Being good in a service business requires replacing thoughts of annoyance with acts of kindness.
The act of service does not have to be hard.
Martin Luther King Jr. said, “Everybody can serve. You don’t have to have a college degree to serve. You don’t have to make your subject and your verb agree to serve. You only need a heart full of grace.”
Being a good CPA requires a college degree but it also requires that heart full of grace. The ability to understand that the issue of the day, to the person facing it, merits a 911 call.
This can be particularly true for older clients. Early and late in life our days are less filled with activity. So for those at both ends of life, needs seem more immediate.
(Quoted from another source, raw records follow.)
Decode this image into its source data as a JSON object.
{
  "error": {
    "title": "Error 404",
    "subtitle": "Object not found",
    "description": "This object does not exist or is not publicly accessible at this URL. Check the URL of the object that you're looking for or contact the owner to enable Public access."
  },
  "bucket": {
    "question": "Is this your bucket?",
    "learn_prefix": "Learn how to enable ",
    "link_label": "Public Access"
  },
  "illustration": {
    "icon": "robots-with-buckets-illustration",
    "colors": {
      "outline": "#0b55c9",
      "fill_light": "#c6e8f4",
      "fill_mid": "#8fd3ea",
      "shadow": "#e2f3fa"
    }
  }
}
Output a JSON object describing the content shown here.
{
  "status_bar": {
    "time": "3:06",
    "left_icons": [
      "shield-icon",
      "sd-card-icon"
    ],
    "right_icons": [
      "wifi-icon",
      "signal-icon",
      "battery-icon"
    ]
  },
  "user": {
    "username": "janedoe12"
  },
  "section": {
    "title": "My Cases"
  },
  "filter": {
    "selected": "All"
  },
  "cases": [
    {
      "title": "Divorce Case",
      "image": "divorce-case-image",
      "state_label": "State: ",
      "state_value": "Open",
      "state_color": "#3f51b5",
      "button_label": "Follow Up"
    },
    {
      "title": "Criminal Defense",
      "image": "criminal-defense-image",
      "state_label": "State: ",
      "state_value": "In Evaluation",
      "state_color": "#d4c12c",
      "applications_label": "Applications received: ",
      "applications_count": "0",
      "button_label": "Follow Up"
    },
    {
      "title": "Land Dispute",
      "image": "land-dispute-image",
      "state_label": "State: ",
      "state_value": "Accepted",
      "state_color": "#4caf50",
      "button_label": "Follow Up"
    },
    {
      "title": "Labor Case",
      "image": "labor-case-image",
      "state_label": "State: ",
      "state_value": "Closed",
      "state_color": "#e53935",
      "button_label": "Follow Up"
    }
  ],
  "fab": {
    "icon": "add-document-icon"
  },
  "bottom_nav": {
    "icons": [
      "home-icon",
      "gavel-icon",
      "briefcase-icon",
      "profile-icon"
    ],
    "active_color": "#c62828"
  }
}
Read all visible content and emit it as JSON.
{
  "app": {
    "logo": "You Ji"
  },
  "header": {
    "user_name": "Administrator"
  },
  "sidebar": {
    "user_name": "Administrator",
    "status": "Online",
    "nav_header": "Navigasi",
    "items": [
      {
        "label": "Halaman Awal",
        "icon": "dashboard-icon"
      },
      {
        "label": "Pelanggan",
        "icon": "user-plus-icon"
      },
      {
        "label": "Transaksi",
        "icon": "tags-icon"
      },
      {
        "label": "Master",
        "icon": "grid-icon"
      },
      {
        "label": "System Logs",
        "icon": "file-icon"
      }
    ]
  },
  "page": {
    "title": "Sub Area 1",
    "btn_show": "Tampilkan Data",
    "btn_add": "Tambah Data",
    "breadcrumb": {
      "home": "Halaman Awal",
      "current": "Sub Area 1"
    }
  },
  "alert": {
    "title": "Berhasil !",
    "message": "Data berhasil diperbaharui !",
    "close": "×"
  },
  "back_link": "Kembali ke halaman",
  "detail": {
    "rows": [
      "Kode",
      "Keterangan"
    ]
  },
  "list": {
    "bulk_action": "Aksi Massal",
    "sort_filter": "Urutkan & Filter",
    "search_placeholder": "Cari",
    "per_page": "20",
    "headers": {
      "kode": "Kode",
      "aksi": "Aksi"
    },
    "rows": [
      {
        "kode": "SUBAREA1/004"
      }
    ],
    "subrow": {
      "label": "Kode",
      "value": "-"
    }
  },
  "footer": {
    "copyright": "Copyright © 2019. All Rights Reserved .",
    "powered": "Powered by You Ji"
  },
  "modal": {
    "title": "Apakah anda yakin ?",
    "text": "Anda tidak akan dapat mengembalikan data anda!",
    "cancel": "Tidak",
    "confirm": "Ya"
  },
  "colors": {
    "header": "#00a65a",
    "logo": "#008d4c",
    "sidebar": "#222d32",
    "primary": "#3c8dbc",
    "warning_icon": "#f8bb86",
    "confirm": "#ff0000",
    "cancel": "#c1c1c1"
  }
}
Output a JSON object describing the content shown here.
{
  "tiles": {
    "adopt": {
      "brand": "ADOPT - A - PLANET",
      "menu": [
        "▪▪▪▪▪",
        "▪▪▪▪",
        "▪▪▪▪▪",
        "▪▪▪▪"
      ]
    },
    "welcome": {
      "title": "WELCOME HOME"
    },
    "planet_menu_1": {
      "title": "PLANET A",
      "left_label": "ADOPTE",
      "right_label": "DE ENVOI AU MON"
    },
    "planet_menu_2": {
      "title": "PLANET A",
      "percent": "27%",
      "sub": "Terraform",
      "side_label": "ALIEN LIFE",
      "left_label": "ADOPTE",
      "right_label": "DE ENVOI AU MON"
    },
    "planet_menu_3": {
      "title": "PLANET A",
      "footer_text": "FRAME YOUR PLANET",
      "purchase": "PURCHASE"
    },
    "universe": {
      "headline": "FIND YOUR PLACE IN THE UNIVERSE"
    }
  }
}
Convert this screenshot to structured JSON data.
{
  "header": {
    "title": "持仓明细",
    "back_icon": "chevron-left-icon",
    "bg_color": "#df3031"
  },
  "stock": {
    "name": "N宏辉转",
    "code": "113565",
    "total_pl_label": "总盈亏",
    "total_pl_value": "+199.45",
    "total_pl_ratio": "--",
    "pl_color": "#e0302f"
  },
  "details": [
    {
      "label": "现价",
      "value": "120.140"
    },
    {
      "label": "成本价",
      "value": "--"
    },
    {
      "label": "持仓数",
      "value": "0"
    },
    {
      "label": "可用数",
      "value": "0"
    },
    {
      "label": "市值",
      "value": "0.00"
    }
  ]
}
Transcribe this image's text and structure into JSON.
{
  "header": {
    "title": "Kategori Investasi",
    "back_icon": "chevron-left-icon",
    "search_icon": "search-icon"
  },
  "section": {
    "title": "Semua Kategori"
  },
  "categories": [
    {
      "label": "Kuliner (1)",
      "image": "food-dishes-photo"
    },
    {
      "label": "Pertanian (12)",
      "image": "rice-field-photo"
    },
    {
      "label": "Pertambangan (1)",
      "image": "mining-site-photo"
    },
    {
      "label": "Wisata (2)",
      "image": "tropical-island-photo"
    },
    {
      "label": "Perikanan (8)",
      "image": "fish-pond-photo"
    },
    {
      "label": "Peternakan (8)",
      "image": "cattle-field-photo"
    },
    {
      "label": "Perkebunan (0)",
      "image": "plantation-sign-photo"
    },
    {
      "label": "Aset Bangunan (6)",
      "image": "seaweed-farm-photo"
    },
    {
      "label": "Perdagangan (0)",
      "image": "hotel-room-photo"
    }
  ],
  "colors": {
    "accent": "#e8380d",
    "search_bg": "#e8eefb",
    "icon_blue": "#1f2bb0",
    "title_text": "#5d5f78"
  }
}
Each of us faces decisions to serve in our jobs. Some people are naturals at it. I am one who needs to work to not be a stormy cloud.
It helps to recall the acts of those who are naturals. My mother loved to take the train into New York. Late in her life, my family took her there for a weekend, including a Broadway show.
Post-show was a stampede of humanity. Quite a challenge for a woman who was unstable from the effects of several strokes and who had to go to the bathroom.
As any woman knows, the women’s bathroom is always backed up into the hallway. I asked a staff person for help. She took my mother down a hallway to a private bathroom reserved for staff.
This was years ago. I remember it. When teaching at the University of Oklahoma I was interrupted by a call from my wife. Our frozen pipes had burst. I told the class I had to go.
A student said he was a plumber. He came with me and fixed the problem. He refused to take any money.
When I moved from Phoenix to Oklahoma, I drove one car with a dog and my wife and a friend drove our other car. While passing through Albuquerque on a hot summer day my car broke down.
I made it to a service place. A young man met me. He heard I came from Phoenix and told me he just graduated from automotive school there. He saw I was worried about the dog overheating.
He fixed my car. He charged me nothing. I remember him, the Broadway worker, the plumber, because what to them was a simple fix was, to me, a crisis of the moment.
Most client calls are, to me, simple fixes. It takes work to remember that to the client it is a 911 emergency.
I work to remember clouds look different from both sides because it doesn’t come easy for me. It may not for you. Yet remembering also helps me enjoy days that turn from uneventful to thunder.